Nowling v. BNSF RAILWAY

Citation2002 ND 104,646 N.W.2d 719
Decision Date11 July 2002
Docket NumberNo. 20010302.,20010302.
PartiesWalter NOWLING, Carol Nowling, Rose Misialek, and Julian Lizakowski, Personal Representative of the Stephie Lizakowski Estate, Plaintiffs and Appellees, v. BNSF RAILWAY, Defendant, and and Bill Slominski d/b/a Minto Grain, LLC, Defendant and Appellant.
CourtUnited States State Supreme Court of North Dakota

Robert C. Fleming (argued), and Neil W. Fleming (appeared), Fleming & DuBois, Cavalier, for plaintiffs and appellees.

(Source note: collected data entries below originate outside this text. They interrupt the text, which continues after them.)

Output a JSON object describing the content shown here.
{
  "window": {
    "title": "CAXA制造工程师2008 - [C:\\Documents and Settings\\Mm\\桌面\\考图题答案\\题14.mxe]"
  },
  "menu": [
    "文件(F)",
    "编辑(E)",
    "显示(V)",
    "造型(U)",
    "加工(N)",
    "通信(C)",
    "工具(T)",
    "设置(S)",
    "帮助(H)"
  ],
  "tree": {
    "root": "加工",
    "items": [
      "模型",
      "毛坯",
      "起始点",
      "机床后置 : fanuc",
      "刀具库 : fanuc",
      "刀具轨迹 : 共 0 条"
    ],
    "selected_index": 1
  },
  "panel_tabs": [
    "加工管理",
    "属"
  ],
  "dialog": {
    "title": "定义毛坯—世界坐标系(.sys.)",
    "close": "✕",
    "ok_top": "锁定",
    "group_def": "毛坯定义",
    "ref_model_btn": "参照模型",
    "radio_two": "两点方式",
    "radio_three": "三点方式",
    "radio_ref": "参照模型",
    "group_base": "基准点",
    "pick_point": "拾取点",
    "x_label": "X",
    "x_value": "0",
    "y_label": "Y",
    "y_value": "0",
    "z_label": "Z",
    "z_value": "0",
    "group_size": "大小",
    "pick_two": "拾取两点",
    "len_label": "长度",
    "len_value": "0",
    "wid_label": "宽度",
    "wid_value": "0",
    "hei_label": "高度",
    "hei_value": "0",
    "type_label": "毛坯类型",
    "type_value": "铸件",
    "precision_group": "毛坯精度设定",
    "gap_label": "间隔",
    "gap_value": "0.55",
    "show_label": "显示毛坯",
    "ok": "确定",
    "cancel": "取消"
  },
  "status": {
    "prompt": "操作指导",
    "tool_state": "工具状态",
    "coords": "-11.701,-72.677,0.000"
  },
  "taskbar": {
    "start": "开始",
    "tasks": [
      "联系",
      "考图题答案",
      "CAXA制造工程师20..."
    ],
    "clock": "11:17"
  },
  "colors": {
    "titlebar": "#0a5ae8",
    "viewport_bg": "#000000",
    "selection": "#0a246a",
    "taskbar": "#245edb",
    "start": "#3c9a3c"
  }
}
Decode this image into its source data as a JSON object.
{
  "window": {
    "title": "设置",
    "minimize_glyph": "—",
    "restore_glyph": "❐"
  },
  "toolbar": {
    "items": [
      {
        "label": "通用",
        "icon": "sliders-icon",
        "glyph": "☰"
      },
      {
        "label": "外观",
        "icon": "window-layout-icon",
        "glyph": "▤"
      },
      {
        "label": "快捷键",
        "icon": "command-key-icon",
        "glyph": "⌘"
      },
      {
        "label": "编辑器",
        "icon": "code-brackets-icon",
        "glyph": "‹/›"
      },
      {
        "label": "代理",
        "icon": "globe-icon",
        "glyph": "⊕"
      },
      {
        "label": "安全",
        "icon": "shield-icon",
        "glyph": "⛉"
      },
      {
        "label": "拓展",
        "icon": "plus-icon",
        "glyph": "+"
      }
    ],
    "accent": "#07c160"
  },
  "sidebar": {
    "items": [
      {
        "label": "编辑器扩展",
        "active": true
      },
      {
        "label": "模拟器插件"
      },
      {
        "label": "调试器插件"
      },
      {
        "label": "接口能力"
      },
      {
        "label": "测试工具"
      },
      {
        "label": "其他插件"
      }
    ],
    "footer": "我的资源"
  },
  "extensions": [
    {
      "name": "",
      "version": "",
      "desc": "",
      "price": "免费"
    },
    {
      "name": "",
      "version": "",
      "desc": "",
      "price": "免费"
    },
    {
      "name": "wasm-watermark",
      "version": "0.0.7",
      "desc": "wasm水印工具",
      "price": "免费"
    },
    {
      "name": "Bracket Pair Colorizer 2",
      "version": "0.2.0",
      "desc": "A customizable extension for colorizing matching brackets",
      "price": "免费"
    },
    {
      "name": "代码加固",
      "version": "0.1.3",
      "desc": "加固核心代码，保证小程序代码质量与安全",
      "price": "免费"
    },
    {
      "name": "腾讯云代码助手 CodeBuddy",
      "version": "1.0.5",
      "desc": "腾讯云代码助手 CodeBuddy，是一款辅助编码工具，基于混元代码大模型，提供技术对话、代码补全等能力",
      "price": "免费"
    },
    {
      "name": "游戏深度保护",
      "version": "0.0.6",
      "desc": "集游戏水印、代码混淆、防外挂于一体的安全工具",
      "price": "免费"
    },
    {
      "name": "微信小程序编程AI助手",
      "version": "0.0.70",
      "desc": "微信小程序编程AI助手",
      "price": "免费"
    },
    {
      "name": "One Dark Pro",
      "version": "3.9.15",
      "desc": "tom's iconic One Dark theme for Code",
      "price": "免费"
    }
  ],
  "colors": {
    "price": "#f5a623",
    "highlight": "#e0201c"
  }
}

Steven C. Ekman, Welch and Ekman, Grafton, for defendant and appellant.

David C. Thompson, Grand Forks, for amicus curiae Mark Tibert & Suzi Tibert, Melvin Tibert & Cathy Tibert.

Ronald F. Fischer, Pearson Christensen, Grand Forks, and Nicholas B. Hall, Hodny Currie Lawyers, Grafton, for amicus curiae City of Minto.

VANDE WALLE, Chief Justice.

[¶ 1] Bill Slominski, doing business as Minto Grain, LLC ("Slominski"), appealed from a judgment quieting title to a tract of land to Walter Nowling, Carol Nowling, Rose Misialek, and Julian Lizakowski, as personal representative of the estate of Stephie Lizakowski ("the Nowling group"). We hold a railroad right of way for an operating railroad line is a public highway under N.D. Const. art. XII, § 13 and is not subject to adverse possession or acquiescence. We reverse and remand.

I

[¶ 2] This quiet title action involves competing claims to a rectangular tract of land about 460 feet long and between 29 and 42 feet wide. The disputed tract of land is located on the east edge of a railroad right of way that extends two hundred feet from the center of an operating Burlington Northern railroad line in Minto. The 200-foot right of way runs north and south, parallel to Burlington Northern's railroad line. The east edge of the right of way includes a road known as Kilowatt Drive which is adjacent to the disputed strip of land and has a fifteen-foot wide ditch on the east side. The disputed tract of land is situated between four parcels of land owned by members of the Nowling group and land leased by Burlington Northern to Slominski under an "indefinite term lease" for the "sole and exclusive purpose of maintaining and operating" a grain elevator. Burlington Northern's predecessor in interest purchased the railroad right of way from private landowners in 1881.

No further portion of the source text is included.